[EM] A horrible thing we need to crush: Fusion Voting

Abd ul-Rahman Lomax abd at lomaxdesign.com
Mon Sep 4 18:01:16 PDT 2006


We have an illegal war, an environment in crisis, apparent stolen 
elections, increasing probability of losing a major city through 
nuclear terrorism, the ever-increasing influence of special interests 
in politics, and we need to crush what?

Fusion Voting?

Give me a break.

Fusion Voting, like Approval Voting, is a device for improving the 
position of third parties without major revision of how elections 
function. Approval Voting only requires eliminating the no-overvoting 
rule, a rule which has caused a great deal of mischief over the years 
and which appears to have no sound justification.

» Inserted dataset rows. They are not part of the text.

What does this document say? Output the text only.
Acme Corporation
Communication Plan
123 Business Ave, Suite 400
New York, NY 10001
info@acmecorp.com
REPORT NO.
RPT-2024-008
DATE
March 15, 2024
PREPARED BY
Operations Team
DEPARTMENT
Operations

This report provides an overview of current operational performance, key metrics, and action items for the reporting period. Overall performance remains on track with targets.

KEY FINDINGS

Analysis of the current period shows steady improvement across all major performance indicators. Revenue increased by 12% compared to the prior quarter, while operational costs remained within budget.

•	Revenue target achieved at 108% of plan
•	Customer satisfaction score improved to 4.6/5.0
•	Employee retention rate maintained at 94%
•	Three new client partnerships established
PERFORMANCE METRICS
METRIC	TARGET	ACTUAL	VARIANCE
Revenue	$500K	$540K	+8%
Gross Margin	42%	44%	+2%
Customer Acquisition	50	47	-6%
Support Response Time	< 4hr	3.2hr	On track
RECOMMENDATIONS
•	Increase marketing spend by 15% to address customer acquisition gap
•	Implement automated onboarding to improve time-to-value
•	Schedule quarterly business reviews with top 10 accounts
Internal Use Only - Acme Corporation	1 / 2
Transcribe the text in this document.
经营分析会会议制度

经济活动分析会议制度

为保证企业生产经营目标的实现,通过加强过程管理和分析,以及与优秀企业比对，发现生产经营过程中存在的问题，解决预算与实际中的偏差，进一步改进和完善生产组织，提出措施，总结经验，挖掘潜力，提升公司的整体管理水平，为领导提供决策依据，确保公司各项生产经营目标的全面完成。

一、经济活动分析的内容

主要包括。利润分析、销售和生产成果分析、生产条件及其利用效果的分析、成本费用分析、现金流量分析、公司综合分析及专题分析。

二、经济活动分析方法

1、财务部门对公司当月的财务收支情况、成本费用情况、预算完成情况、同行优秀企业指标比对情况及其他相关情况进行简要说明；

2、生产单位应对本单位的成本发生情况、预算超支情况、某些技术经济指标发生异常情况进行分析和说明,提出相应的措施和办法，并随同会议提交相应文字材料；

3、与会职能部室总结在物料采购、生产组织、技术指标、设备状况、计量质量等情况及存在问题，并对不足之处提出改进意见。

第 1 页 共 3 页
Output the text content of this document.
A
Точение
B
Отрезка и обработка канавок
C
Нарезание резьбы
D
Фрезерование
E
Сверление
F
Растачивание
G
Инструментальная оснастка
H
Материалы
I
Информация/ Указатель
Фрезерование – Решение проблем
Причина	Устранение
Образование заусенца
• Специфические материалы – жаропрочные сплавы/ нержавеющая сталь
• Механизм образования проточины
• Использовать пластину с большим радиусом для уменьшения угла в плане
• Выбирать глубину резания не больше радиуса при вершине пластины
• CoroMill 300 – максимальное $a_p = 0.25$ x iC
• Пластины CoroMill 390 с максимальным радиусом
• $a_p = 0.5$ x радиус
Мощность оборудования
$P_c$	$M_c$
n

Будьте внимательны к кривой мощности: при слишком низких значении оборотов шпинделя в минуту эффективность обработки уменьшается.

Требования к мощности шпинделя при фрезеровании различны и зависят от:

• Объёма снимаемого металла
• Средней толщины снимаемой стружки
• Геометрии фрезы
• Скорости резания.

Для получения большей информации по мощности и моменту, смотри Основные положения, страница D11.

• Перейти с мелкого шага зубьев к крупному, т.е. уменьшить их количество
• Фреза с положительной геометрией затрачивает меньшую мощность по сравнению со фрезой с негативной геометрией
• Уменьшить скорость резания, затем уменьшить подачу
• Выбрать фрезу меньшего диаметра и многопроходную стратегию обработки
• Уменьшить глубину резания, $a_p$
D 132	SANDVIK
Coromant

But Approval Voting does create, under modern national election 
conditions, one small problem: how to deal with the assignment of 
public campaign finance allocations and how to deal with ballot 
rights. The Approval Voting solution that makes sense, without 
complicating ballots, is to split the funds.

Fusion Voting has a somewhat similar effect, in practice, but awards 
the funds and ballot position entirely to the voter's party of 
choice. From this point of view, it is clearly superior to both 
Approval and the status quo in most jurisdictions.

However, Fusion Voting has been in use in New York, it is not mere 
theory. It *does* help third parties. It avoids the spoiler effect, 
for a third party that chooses to use it.

I'd prefer to see Asset Voting, myself, which would allow votes for a 
third party to be reassigned *as the candidate decides*. But that 
would require much more serious changes in law.